Assembléia com mais de 700 decide por greve estudantil na UFF

Estudantes lotaram o Restaurante Universitário da Universidade Federal Fluminense nesta segunda-feira e decidiram decretar greve estudantil em apoio à greve nacional dos professores federais.

A greve estudantil tem como intuito resgatar uma série de reivindicações do movimento estudantil que foram protocoladas pela reitoria na ocupação do semestre passado e ainda não foram cumpridas, dar visibilidade a novas problemáticas da universidade que têm se intensificado com a política de expansão precarizada do ensino superior e garantir amparo jurídico aos estudantes que por ventura venham a sofrer qualquer tipo de assédio moral por participarem da mobilização da categoria.

Com a greve estudantil deflagrada, quem assume a coordenação das atividades para garantir uma intervenção e comunicação mais dinâmica e qualificada é o Comando Estudantil de Greve. A estrutura é aberta à inserção de qualquer estudante da universidade que queira construir o movimento e conta com autonomia para a execução de atividades mais práticas como oficinas ou organização de aulas públicas. Uma nova assembléia geral de estudantes está marcada para o dia 29 de maio e no dia 30 haverá uma intervenção dos estudantes no CUV – Conselho Universitário.

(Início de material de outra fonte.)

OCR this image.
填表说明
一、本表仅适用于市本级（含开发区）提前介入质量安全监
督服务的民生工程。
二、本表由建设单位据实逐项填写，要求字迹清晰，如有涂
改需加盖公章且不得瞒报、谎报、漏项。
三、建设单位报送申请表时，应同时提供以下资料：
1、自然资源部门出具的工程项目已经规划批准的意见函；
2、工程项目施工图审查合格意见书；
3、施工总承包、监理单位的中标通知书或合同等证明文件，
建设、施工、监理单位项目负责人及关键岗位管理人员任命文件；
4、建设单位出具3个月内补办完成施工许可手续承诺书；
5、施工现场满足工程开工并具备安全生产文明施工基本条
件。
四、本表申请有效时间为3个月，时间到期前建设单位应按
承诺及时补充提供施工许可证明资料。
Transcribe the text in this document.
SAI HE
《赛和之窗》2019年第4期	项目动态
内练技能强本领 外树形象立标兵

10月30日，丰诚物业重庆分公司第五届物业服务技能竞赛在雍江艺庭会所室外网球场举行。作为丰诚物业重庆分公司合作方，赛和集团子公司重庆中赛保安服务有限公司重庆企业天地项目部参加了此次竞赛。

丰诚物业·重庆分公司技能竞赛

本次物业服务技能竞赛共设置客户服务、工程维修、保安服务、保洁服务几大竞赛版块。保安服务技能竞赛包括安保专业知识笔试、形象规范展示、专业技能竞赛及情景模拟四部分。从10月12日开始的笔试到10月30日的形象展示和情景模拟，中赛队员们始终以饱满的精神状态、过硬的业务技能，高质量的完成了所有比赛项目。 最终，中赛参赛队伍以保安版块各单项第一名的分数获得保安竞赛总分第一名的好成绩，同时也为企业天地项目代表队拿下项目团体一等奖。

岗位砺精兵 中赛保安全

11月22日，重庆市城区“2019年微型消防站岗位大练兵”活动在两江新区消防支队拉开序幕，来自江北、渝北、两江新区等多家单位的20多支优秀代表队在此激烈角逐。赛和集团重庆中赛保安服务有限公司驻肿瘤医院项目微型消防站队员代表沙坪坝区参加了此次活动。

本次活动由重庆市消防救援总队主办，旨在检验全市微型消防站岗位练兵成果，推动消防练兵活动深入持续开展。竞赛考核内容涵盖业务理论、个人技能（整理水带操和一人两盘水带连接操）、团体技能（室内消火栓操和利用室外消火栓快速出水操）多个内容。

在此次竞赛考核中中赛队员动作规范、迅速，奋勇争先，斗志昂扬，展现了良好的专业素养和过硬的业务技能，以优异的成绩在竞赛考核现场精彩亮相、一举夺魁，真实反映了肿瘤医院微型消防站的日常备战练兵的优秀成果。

A greve nacional dos professores já está deflagrada em mais de 40 universidades federais por todo o país e as principais reivindicações são acerca da reestruturação do plano de carreira e contra a precarização do trabalho docente que tem se intensificado ainda mais com a materialização do Projeto de Reestruturação das Universidades Federais, o REUNI.

A reivindicação de melhores salários por dentro de uma reestruturação ampla da carreira docente está acompanhada de reivindicações por mais investimentos na universidade pública e conseqüente melhora na qualidade de ensino das instituições públicas federais. Sob este ponto de vista da necessidade de dar resposta à precarização da universidade federal e também sob a clareza da necessidade do apoio estudantil à classe trabalhadora, que historicamente tem construído processos de mobilização junto ao movimento estudantil por todo o país, foram os principais motivadores pela deflagração da greve estudantil que também já está deflagrada em outras universidades federais como Uberlândia, Seropédica (Rural do Rio de Janeiro), Lavras e Ouro Preto. A expectativa é de que estudantes de mais universidades pelo país também deflagrem greve em apoio à paralisação docente no decorrer da semana.